A Bend in the River delivers on Cambodian choreographer-director Sophiline Cheam Shapiro’s long-held faith that her native classical dance, like ballet, is powerful enough to adapt to the times. Opening the citywide multi-arts Season of Cambodia, direct from Phnom Penh, the dance-drama fashions not only new words from the existing lexicon but a new story from a folktale of love and crocodiles. A Bend in the River starts off simple and comic and builds with surreptitious ease into a meditation on revenge that reflects painfully on modern Cambodian history.
The stirring hour-long piece gains from the choreographer’s dual fluency in modern theatre and her country’s ancient court dance.
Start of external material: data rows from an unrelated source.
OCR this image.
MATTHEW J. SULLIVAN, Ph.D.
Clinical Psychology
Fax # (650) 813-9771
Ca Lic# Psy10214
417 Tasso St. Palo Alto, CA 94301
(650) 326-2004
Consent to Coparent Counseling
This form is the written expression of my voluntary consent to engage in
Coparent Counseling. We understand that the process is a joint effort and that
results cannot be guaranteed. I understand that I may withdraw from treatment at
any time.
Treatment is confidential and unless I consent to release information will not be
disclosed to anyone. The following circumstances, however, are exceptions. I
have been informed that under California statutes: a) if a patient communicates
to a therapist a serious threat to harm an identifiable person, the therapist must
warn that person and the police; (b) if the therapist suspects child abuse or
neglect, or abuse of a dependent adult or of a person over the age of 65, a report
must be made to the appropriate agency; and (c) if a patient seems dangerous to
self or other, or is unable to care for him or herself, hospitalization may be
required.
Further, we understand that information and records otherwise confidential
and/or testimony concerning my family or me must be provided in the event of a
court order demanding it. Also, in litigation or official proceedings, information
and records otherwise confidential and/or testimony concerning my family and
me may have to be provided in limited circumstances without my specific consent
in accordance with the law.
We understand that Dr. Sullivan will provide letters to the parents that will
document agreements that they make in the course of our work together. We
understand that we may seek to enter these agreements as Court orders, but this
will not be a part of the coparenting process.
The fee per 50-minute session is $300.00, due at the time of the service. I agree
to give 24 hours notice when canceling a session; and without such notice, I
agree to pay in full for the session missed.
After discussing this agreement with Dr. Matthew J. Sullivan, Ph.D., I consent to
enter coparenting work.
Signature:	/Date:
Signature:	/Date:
In its native setting, Cambodian dance hardly needs to lay out the story because the audience knows these set pieces based on sacred text – plus, the songs offer narrative signposts – so the viewer is free to focus on the dancer’s interpretation. Here Cheam Shapiro kindly provides a narrator. Him Sophy’s score, magnificently realised by a pinpeat ensemble upstage, signals shifts in scene and mood as effectively as ever: time passing peaceably under sweet, untroubled gongs or streaked with sorrow in the lamentation of an adenoidal horn.
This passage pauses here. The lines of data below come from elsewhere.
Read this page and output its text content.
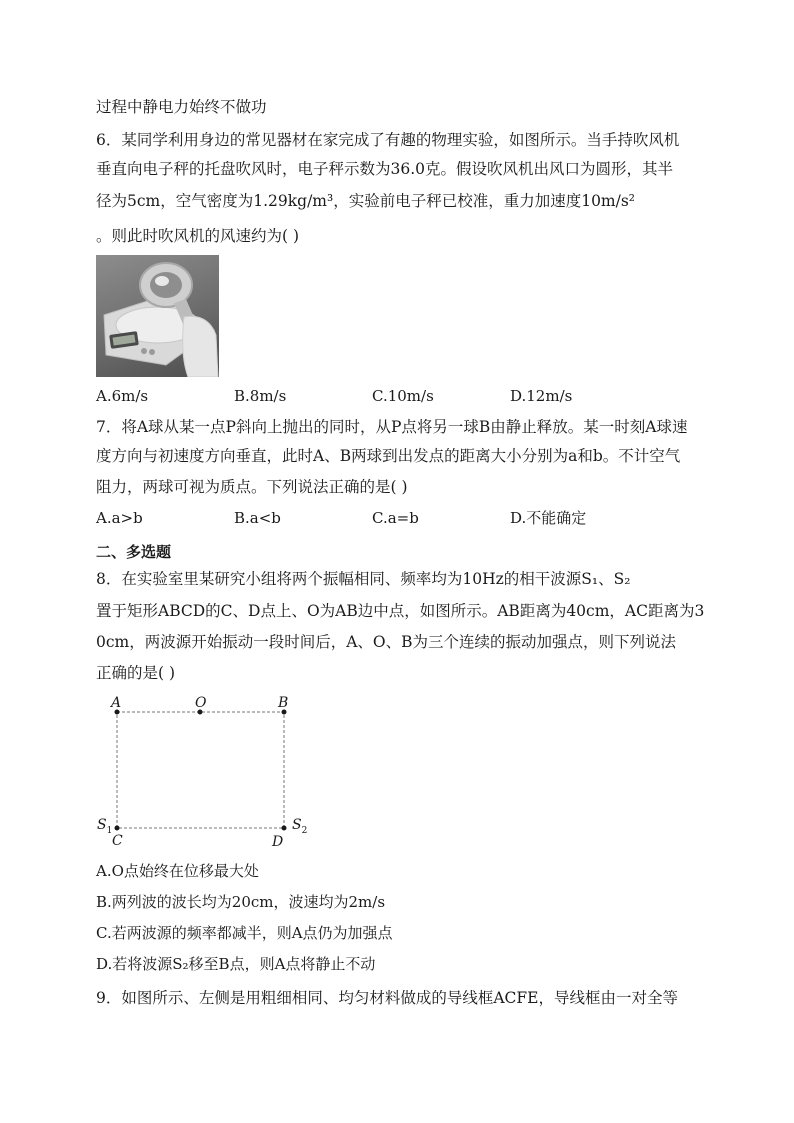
过程中静电力始终不做功
6．某同学利用身边的常见器材在家完成了有趣的物理实验，如图所示。当手持吹风机
垂直向电子秤的托盘吹风时，电子秤示数为36.0克。假设吹风机出风口为圆形，其半
径为5cm，空气密度为1.29kg/m³，实验前电子秤已校准，重力加速度10m/s²
。则此时吹风机的风速约为( )
A.6m/s	B.8m/s	C.10m/s	D.12m/s
7．将A球从某一点P斜向上抛出的同时，从P点将另一球B由静止释放。某一时刻A球速
度方向与初速度方向垂直，此时A、B两球到出发点的距离大小分别为a和b。不计空气
阻力，两球可视为质点。下列说法正确的是( )
A.a>b	B.a<b	C.a=b	D.不能确定
二、多选题
8．在实验室里某研究小组将两个振幅相同、频率均为10Hz的相干波源S₁、S₂
置于矩形ABCD的C、D点上、O为AB边中点，如图所示。AB距离为40cm，AC距离为3
0cm，两波源开始振动一段时间后，A、O、B为三个连续的振动加强点，则下列说法
正确的是( )
A	O	B
$S_1$	$S_2$
C	D
A.O点始终在位移最大处
B.两列波的波长均为20cm，波速均为2m/s
C.若两波源的频率都减半，则A点仍为加强点
D.若将波源S₂移至B点，则A点将静止不动
9．如图所示、左侧是用粗细相同、均匀材料做成的导线框ACFE，导线框由一对全等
As for body language, the dance honours the conventional swayback and exquisitely articulate hyperextended fingers and arms, though the hands of dancers playing the crocodiles are often busy with the pieces of sculptor Sopheap Pich’s rattan reptiles. It takes the whole hour for this hindrance to pay off.
More immediately gratifying are the subtle displacements of conventional moves. When docile daughter and treacherous mother assume the lovers’ pose, the baroquely angular embrace takes on a sinister cast. And the signature sideways lilt of feminine roles has burgeoned into roiling turns, as if the characters had been cast upon turbulent waters.
A Bend in the River’s ending marks its most radical departure from tradition. Cambodian dance-drama can go on for days, replete with epic battles, but no one ever dies. This dance concludes with our heroine, the crocodile-girl, strewn about the river (gorgeously imagined by Pich as a translucent woodcut). This last time we wait in vain for the body to re-form. No gods – no Apsaras or divine monkeys – inhabit A Bend in the River, only fallible mortals and history, which, like a river, stops for no one.